A buyer can pay more for a company where less capital expenditure is needed.
Supply and Demand in Your Sector
If a skill set is hard to find and there's demand for it, a selling company of this type will command a higher business valuation.
A good example of this would be a company specializing in custom tool and die making that has a younger staff.
This is a rare breed in today's environment, as most tool and die makers are of retirement age. These companies sell fast and sell at premium prices because the demand for them is great.
Competition drives pricing upward.
Age of Workforce and Access to Future Skilled Labor
Manufacturing companies with an aging workforce experience a lower business valuation than those with a young, vibrant, skilled workforce.
It's a matter of risk to a buyer if the majority of a company's workforce is nearing retirement.
Companies who are proactive about ensuring access to future skilled labor also fare better.
Grassroots apprenticeship programs are gaining in popularity for this reason.

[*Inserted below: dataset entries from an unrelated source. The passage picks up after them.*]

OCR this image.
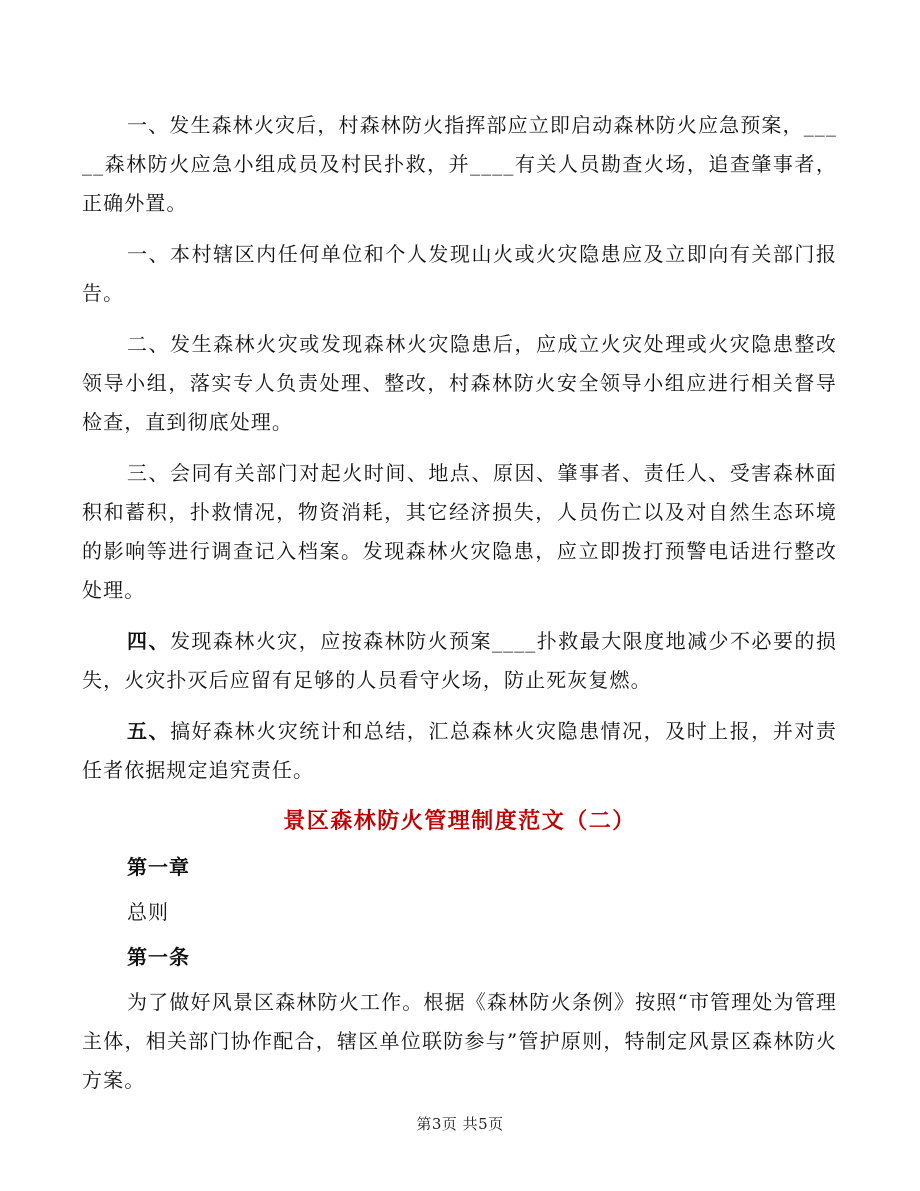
一、发生森林火灾后，村森林防火指挥部应立即启动森林防火应急预案，_____森林防火应急小组成员及村民扑救，并____有关人员勘查火场，追查肇事者，正确外置。

一、本村辖区内任何单位和个人发现山火或火灾隐患应及立即向有关部门报告。

二、发生森林火灾或发现森林火灾隐患后，应成立火灾处理或火灾隐患整改领导小组，落实专人负责处理、整改，村森林防火安全领导小组应进行相关督导检查，直到彻底处理。

三、会同有关部门对起火时间、地点、原因、肇事者、责任人、受害森林面积和蓄积，扑救情况，物资消耗，其它经济损失，人员伤亡以及对自然生态环境的影响等进行调查记入档案。发现森林火灾隐患，应立即拨打预警电话进行整改处理。

四、发现森林火灾，应按森林防火预案____扑救最大限度地减少不必要的损失，火灾扑灭后应留有足够的人员看守火场，防止死灰复燃。

五、搞好森林火灾统计和总结，汇总森林火灾隐患情况，及时上报，并对责任者依据规定追究责任。

景区森林防火管理制度范文（二）

第一章

总则

第一条

为了做好风景区森林防火工作。根据《森林防火条例》按照“市管理处为管理主体，相关部门协作配合，辖区单位联防参与”管护原则，特制定风景区森林防火方案。

第3页 共5页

Standard Operating Procedures and Industry Certifications
Companies with documented operating procedures are easier to sell and sell at higher numbers than those without. SOPs tell a buyer and a bank underwriter that the company can be easily transitioned.
While some business owners do this automatically, it's required in industry certifications like ISO and AS9100. Companies with these types of certifications will receive a bump in the valuation.

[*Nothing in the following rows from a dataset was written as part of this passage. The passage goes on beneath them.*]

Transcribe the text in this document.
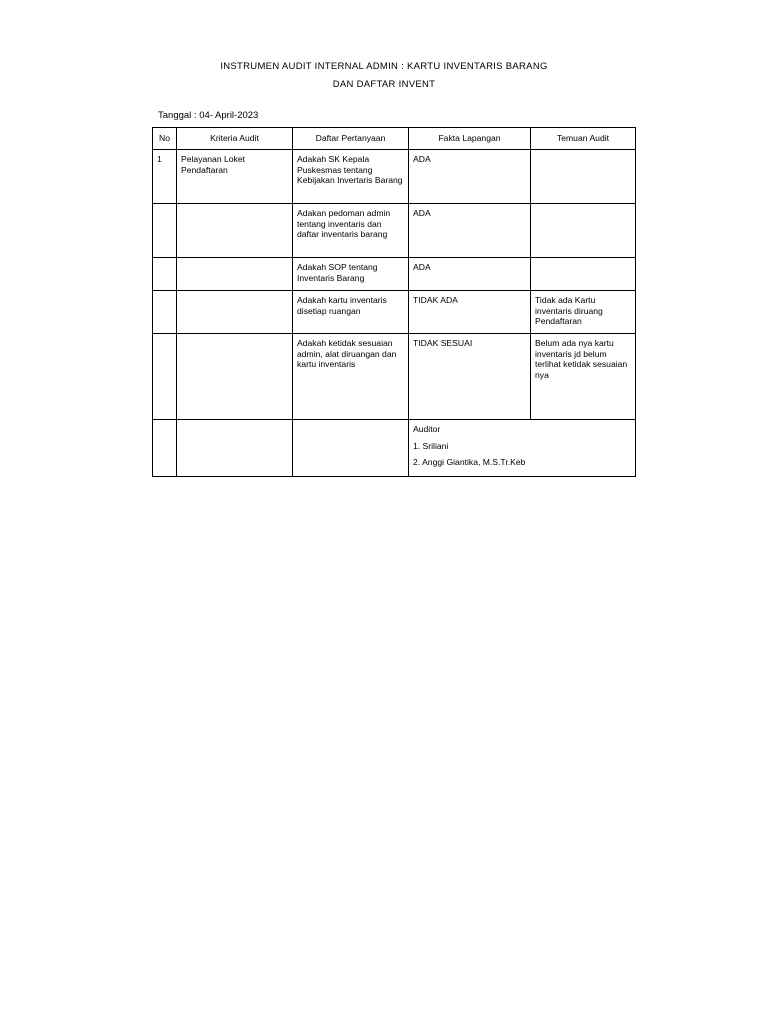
INSTRUMEN AUDIT INTERNAL ADMIN : KARTU INVENTARIS BARANG
DAN DAFTAR INVENT
Tanggal : 04- April-2023
No	Kriteria Audit	Daftar Pertanyaan	Fakta Lapangan	Temuan Audit
1	Pelayanan Loket Pendaftaran	Adakah SK Kepala Puskesmas tentang Kebijakan Invertaris Barang	ADA	
		Adakan pedoman admin tentang inventaris dan daftar inventaris barang	ADA	
		Adakah SOP tentang Inventaris Barang	ADA	
		Adakah kartu inventaris disetiap ruangan	TIDAK ADA	Tidak ada Kartu inventaris diruang Pendaftaran
		Adakah ketidak sesuaian admin, alat diruangan dan kartu inventaris	TIDAK SESUAI	Belum ada nya kartu inventaris jd belum terlihat ketidak sesuaian nya

			Auditor
1. Sriliani
2. Anggi Giantika, M.S.Tr.Keb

Value of Machine Tools - Amount of Collateral for Acquisition Loan
Bank underwriters look at a manufacturer's cash flow to determine the amount of the loan, not the value of the equipment.

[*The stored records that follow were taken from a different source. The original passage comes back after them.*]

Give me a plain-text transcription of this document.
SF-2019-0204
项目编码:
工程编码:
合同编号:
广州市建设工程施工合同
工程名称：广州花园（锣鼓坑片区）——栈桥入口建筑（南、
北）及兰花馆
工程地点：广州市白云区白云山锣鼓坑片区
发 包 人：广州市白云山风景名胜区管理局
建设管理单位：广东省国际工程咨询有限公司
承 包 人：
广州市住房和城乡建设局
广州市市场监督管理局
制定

However, they look to the value of the equipment to determine their collateral should the loan go bad. They want security and usually have strict loan-to-collateral ratios.
If the value of the equipment doesn't fall into these parameters, the lender will seek additional collateral from an acquirer. Buyers prefer and will pay more if your business has higher-valued machine tools.
As a side note here, manufacturers often think the value of their equipment should be in addition to the purchase price. It doesn't work that way. There is no business or cash flow without the equipment. It's part of the purchase price.
Debt Service Coverage Ratio
As Corporate Finance Institute explains, "The Debt Service Coverage Ratio (DSCR) measures the ability of a company to use its operating income to repay all its debt obligations, including repayment of principal and interest on both short-term and long-term debt."
In manufacturing M&A, the DSCR is used to measure the ability of an acquisition target's cash flow to cover the debt service required to make the acquisition.
While the SBA has a minimum DSCR of 1.15, many lenders have higher internal rates. Setting a list price that would generate an inappropriate DSCR means the company will not sell.
Many business owners will argue that a buyer should simply put more money down to bring the DSCR in line. The problem is, they won't do that if they can get a better return on a competing acquisition putting less money down.
Geographic and Aesthetic Desirableness of Your Business Location
A manufacturing company in a desirable area with access to skilled labor, health care, good schools and cultural activities will sell at higher multiples because of the competition among potential acquirers.
This is not to say that there aren't companies in very rural communities that can sell at a good price, but the desirability of a region attracts buyers, which drives competition and thus price.
Likewise, companies with good curb appeal are more likely to sell at a higher price. When buyers see a well-organized and clean manufacturing plant, they see a company that will be easy to transition. This drives pricing up.
If you've been wondering, "What's my manufacturing business worth," the thought you should come away with after reading the top 15 factors affecting value is that there is no formula. Every manufacturing company is unique.
If you're enlisting a professional to help you determine the present value, they must take all of these things into consideration to come up with a true value. Not doing so might mean that you're either leaving money on the table or setting an unrealistic value.